To address handwashing with soap as well as latrine use, exclusive breast-feeding, and the administration of oral rehydration salts with pregnant mothers. We work in the same way: we use art to engage them and their emotions. We work with local artists to create Social Art for Behaviour ChangeTM activities—like clay modelling, participatory theatre, mural painting—which transform into sustained messaging that work for the long term.

Currently, in Mali

Our first health care facility pilot initiative in the District of Bla, in Mali resulted in a 20% increase in handwashing with soap among patients using the facility. With our executing partner WaterAid Mali and our social art partner, Centre Culturel Kôrè, we are working to replicate and improve on these results by doing more research and analysis into the beliefs, social norms, and attitudes that may impact whether or not, or when, people in health care facilities handwash with water and soap.

Through interviews with practitioners, administrators, and patients, we are designing a new initiative that aims at lowering structural, technological, and psychosocial barriers that keep people from washing their hands at critical times. We are also in the process of finding ways to adapt our data-collection methods to ensure they respect all COVID-19 personal distancing measures implemented in Mali. We continue this important work while adapting to new circumstances to keep everyone safe.

Now, more than ever, we must continue to work together.

While our commitment to WASH in health care facilities is stronger now than ever before, we need to remember that behaviours like handwashing with soap are often adopted in response to a crisis but then abandoned once the height of the crisis has passed, as was the case after past peaks in Cholera and Ebola outbreaks.

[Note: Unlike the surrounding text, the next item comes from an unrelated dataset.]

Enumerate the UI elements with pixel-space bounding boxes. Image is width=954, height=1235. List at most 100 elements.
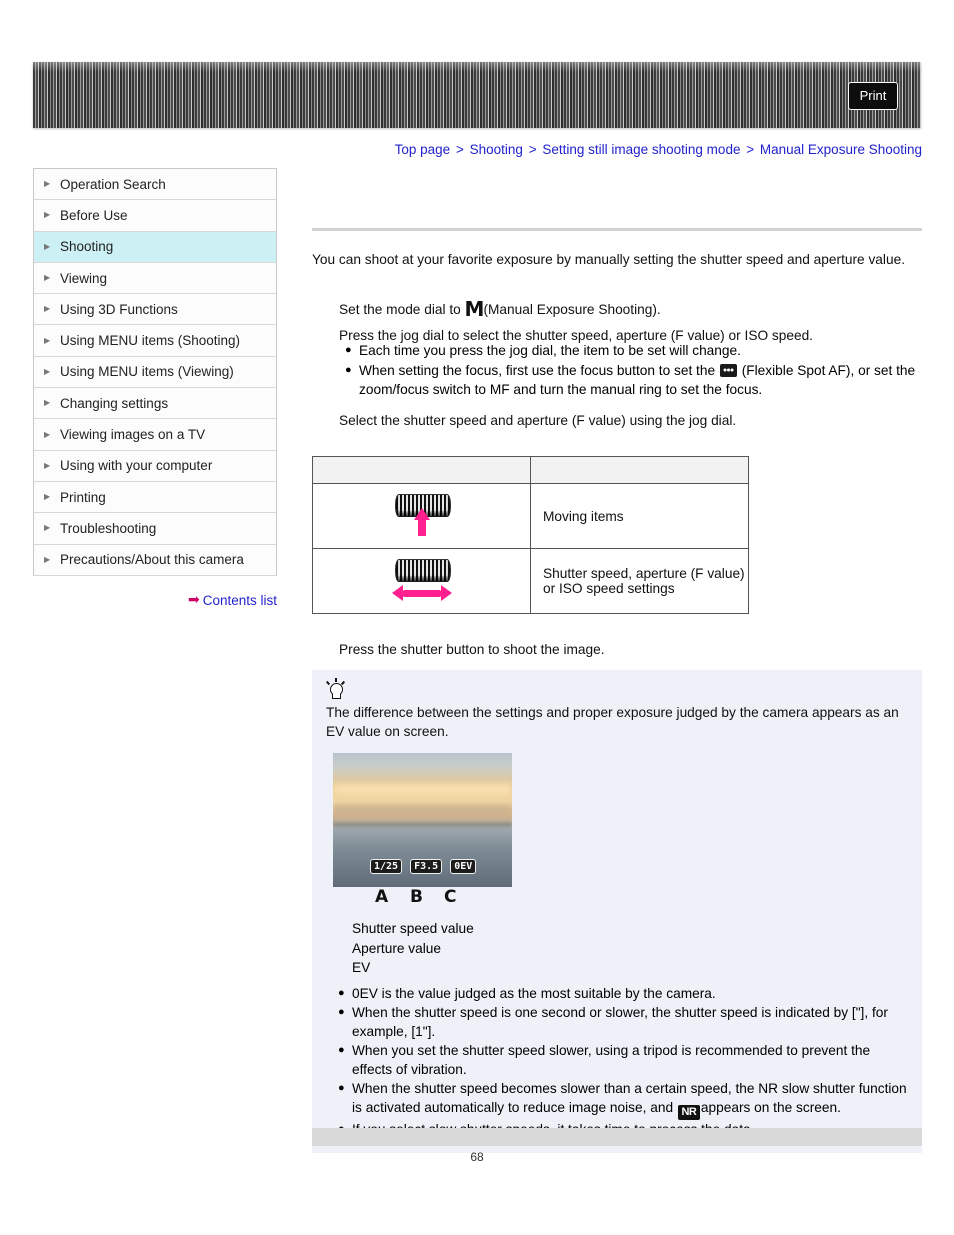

This is why all of One Drop’s projects address handwashing with water and soap at key moments of the day and target youth, women, men, and health care practitioners with sustainability in mind. It’s also why One Drop uses a systems-based approach and integrates art and emotions to the process. And it’s why our work in health care facilities and within communities is so important now, and why it will continue to be after the COVID-19 crisis has passed.

At One Drop, we are continuing our work towards attaining the Sustainable Development Goals. By 2030, we want to live in a world where everyone has access to clean water and sanitation. In order to do so, we are adapting our practices to ensure we can protect vulnerable communities from the spread of COVID-19. Now, more than ever, we must continue to work together and help care for those most in need, in order to be able to care for us all. Our work continues, and it will continue. Now, in the future, and for the future.